P. Czyż tu masz na myśli, że mógłby kto mnie, Protarcha, będącego od urodzenia jednostką, nazwać równocześnie wielością, albo upatrywać we mnie jako wielości przymioty wręcz sobie przeciwne, jako żem wielki i mały, lekki i ciężki, i tak bez końca?
S. Poruszasz, Protarchu, w tem dziwnem połączęniu jedności i wielości tylko tę stronę, która się utarła powszechnie, którą uznano ogólnie za prawdę niezaprzeczoną, za rzecz prostą, zrozumiałą dla każdego dziecka, a utrudniającą tylko dysputę, gdy jej ktoś przeczy. Boć przecież nie można się zgodzić na to, aby ktoś, rozczłonkowawszy przedmiot na przynależne mu z natury członki i części, uznawał zdanie, że te oddzielne części tworzą całość tylko co rozczłonkowaną, za śmieszne i niedorzeczne; za dziwactwo, gdy kto utrzymuje, iż jedność jest wielością i nieograniczonością, a wielość nawzajem ową jednością?

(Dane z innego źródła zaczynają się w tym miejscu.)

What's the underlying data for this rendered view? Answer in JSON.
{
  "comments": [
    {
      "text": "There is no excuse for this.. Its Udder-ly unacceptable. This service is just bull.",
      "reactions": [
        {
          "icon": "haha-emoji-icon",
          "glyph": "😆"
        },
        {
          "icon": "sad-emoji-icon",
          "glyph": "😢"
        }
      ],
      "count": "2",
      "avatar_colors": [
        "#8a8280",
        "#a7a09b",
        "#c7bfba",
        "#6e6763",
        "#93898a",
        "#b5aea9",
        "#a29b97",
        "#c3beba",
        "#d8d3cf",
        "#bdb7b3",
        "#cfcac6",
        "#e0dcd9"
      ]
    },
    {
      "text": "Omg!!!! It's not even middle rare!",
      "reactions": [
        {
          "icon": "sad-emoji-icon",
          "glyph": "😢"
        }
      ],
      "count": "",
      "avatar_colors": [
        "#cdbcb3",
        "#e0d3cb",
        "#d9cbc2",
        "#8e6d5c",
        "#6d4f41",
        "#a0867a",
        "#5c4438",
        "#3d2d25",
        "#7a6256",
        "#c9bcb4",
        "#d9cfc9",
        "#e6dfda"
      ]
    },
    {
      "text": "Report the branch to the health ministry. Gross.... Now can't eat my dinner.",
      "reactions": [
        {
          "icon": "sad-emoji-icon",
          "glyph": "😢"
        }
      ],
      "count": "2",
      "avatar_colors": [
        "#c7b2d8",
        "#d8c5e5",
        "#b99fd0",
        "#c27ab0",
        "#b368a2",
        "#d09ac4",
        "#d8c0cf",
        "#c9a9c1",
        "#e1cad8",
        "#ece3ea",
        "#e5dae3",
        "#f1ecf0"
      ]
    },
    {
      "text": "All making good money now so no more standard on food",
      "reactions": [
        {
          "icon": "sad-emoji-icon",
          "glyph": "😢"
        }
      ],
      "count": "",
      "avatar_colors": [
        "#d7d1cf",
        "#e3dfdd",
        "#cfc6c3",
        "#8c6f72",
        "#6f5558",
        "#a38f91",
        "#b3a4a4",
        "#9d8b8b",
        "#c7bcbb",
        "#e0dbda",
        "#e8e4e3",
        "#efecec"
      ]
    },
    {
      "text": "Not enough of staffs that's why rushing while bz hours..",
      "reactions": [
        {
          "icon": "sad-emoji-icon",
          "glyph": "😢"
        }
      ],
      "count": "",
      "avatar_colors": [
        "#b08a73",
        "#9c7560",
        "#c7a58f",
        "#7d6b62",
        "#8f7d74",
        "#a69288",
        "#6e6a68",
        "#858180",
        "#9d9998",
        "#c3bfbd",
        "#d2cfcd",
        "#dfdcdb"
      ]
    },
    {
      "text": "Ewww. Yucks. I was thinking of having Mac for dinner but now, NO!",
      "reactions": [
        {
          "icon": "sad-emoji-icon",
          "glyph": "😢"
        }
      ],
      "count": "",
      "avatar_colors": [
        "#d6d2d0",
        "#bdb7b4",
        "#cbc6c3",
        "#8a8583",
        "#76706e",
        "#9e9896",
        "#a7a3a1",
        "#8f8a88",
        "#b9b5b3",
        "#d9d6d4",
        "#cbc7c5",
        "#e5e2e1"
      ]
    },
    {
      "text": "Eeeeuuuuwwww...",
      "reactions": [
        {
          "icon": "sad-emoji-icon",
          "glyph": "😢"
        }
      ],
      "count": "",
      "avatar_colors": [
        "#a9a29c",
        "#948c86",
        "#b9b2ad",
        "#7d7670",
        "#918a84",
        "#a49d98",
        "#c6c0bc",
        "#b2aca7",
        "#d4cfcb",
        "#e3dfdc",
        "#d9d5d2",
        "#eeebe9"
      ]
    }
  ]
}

P. Jakąż jednak inną stronę myślisz podnieść, Sokratesie, w owym pewniku; stronę mniej uznaną i mniej rozpowszechnioną?
S. Oto tę, mój młodzieńcze, gdy jedności nie weźmiemy z szeregu rzeczy znikomych, mających początek i koniec, jakeśmy to w tej chwili czynili. Bo co do jedności, o której dotąd była mowa, godzą się wszyscy, tak, iż nie potrzeba jej bliżej dowodzić. Gdybyśmy wszakże za jedność przyjąć chcieli bądź człowieka, bądź wołu, bądź piękno, bądź dobro, — wtedy o takich i tym podobnych jednościach różne wypadną zdania wśród ludzi, rozbierających te pojęcia i głębiej się nad niemi zastanawiających.
P. Jak to?
S. Nasamprzód bowiem nasuwa się pytanie, czy w ogóle takim jednościom można przypisać byt prawdzi-
Strona:PL Platon - Fileb.djvu/49
Ta strona została skorygowana.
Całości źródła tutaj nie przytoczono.